Overview
This lecture covers how to graphically transform functions using vertical and horizontal shifts, stretches, shrinks, and reflections, mainly using the example of quadratic functions.
Basic Function Transformations
- The graph of ( f(x) = x^2 ) is a parabola with vertex at the origin opening upwards.
- Transformations let us modify basic graphs more easily than plotting every point.
Vertical and Horizontal Shifts
- Adding or subtracting a number outside the function, ( f(x) + c ), moves the graph vertically by ( c ) units (up if positive, down if negative).
- Adding or subtracting inside the function, ( f(x + c) ), shifts the graph horizontally (left if ( c > 0 ), right if ( c < 0 )).
Stretches and Shrinks
- Multiplying the function by a constant, ( a f(x) ), vertically stretches if ( |a| > 1 ) and shrinks if ( 0 < |a| < 1 ).
- Multiplying the input by a constant, ( f(a x) ), horizontally shrinks for ( |a| > 1 ) and stretches for ( 0 < |a| < 1 ).
Reflections
- Multiplying the function by (-1), ( -f(x) ), reflects it across the x-axis.

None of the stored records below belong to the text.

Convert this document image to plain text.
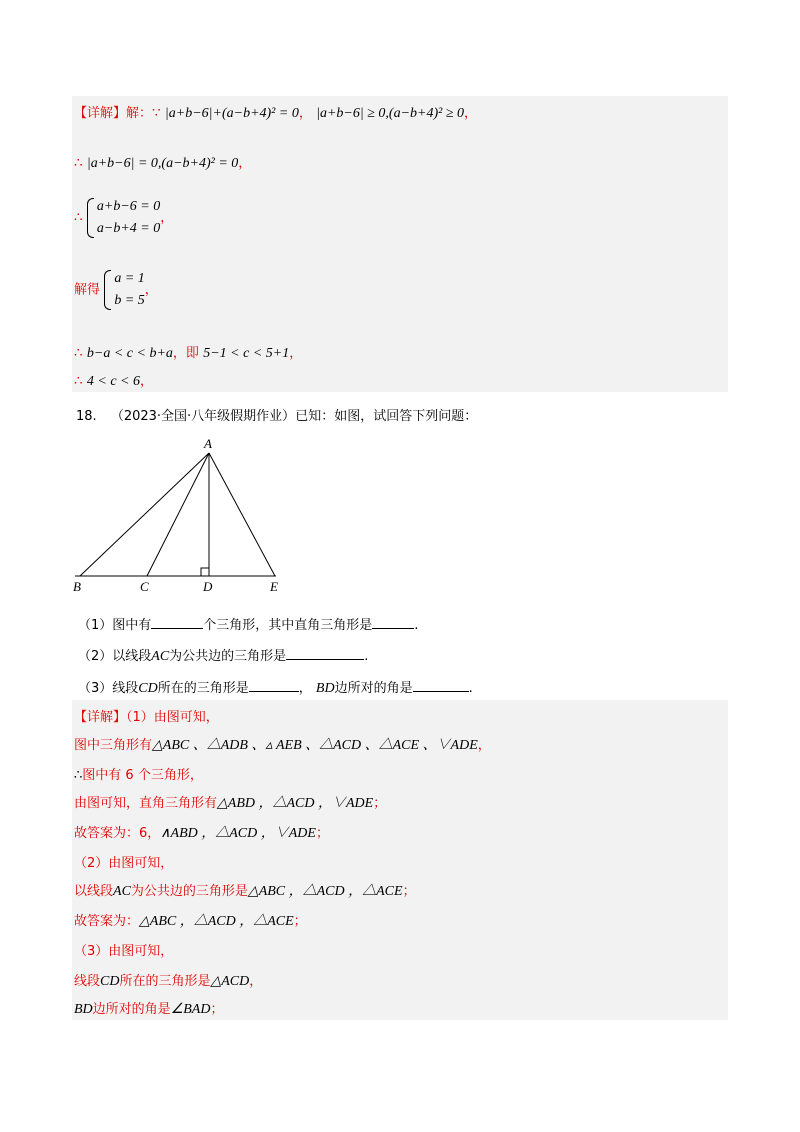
【详解】解：∵ |a+b−6|+(a−b+4)² = 0， |a+b−6| ≥ 0,(a−b+4)² ≥ 0，
∴ |a+b−6| = 0,(a−b+4)² = 0，
∴
a+b−6 = 0
a−b+4 = 0
，
解得
a = 1
b = 5
，
∴ b−a < c < b+a，即 5−1 < c < 5+1，
∴ 4 < c < 6，
18. （2023·全国·八年级假期作业）已知：如图，试回答下列问题：
A
B	C	D	E
（1）图中有	个三角形，其中直角三角形是	.
（2）以线段AC为公共边的三角形是	.
（3）线段CD所在的三角形是	， BD边所对的角是	.
【详解】（1）由图可知，
图中三角形有△ABC 、△ADB 、▵ AEB 、△ACD 、△ACE 、∨ADE，
∴图中有 6 个三角形，
由图可知，直角三角形有△ABD ，△ACD ，∨ADE；
故答案为：6，∧ABD ，△ACD ，∨ADE；
（2）由图可知，
以线段AC为公共边的三角形是△ABC ，△ACD ，△ACE；
故答案为：△ABC ，△ACD ，△ACE；
（3）由图可知，
线段CD所在的三角形是△ACD，
BD边所对的角是∠BAD；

- Multiplying input by (-1), ( f(-x) ), reflects it across the y-axis.
Combining Transformations
- Apply each transformation step-by-step: order does not matter if they’re all applied to the same parent function.
- Example: ( -2(x - 3)^2 + 4 ) reflects the graph downwards, vertically stretches, shifts right 3, then shifts up 4.
Applying Transformations to Any Function
- These rules apply to any parent function (e.g., absolute value, cube, square root), not just quadratics.
Key Terms & Definitions
- Vertical Shift — Moving the graph up or down by adding or subtracting a constant outside the function.
- Horizontal Shift — Moving the graph left or right by adding or subtracting inside the function’s input.
- Vertical Stretch/Shrink — Changing the graph’s steepness by multiplying the function by a constant.
- Horizontal Stretch/Shrink — Changing the graph’s width by multiplying the input by a constant.
- Reflection — Flipping the graph across the x-axis (( -f(x) )) or y-axis (( f(-x) )).
Action Items / Next Steps
- Review the summary table of transformations.
- Practice graphing functions using each transformation type without making a table for every point.
- Prepare for upcoming lessons on cases where transformations are not sufficient.